テレビ東京の放送外収入の比率はすでに30%を超えており、今後は40%以上を目指していくという。「NARUTO」や「BORUTO」などのアニメコンテンツが中国などを中心に人気を博しており、そうしたライツ関係の収入を伸ばしていく意向だ。

テレビ朝日HDもテレビ東京同様、テレビコンテンツを生かした収入拡大を目指す。2020年度までの中期経営計画では「360°展開」と銘打ち、AbemaTVなどのネット配信やイベント事業の強化などを掲げている。

フジは都市開発事業の利益が本業を逆転

しかし、テレビ東京には現在人気のコンテンツ以外に伸びている作品は見当たらず、どのようにして次なる大ヒットを生み出すかが課題で、競争が激しい領域のため見通しも楽観できない。
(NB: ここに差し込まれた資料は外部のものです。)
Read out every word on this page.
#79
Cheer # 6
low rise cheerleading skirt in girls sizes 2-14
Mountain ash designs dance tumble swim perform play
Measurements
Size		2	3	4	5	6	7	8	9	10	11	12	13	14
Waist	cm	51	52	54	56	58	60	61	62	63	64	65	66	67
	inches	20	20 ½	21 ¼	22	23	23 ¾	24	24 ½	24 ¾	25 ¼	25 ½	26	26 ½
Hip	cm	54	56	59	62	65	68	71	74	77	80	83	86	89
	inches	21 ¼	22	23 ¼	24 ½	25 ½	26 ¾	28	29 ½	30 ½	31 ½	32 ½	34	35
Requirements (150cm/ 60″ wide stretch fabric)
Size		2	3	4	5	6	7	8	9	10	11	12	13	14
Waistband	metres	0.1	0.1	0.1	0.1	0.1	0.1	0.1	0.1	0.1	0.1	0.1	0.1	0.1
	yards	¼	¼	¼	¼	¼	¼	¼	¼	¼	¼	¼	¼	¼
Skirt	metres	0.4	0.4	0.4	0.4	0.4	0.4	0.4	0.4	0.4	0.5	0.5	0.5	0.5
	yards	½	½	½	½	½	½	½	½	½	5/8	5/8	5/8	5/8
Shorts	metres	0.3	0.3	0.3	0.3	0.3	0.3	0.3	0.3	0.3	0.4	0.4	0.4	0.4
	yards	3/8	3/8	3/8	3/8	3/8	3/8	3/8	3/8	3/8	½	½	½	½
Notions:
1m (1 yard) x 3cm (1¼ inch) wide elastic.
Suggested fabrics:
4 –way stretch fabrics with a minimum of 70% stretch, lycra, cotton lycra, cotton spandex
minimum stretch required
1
一方、放送外分野の収益を拡大しようとしているのがフジテレビを有するフジ・メディアHDだ。同社は11月の決算説明会で放送事業が柱だと強調しつつも、放送とは関わりの無い新規事業への拡大も示唆している。

2012年に完全子会社化したサンケイビルが大きく寄与し、2019年4~9月期の営業利益は、都市開発・観光事業がメディア・コンテンツ事業を上回った。同社は9月30日時点で638億円の現預金を保有している。今後、新分野の投資戦略を打ち出すと明言しており、M&Aも含めた投資が活発になっていくと考えられる。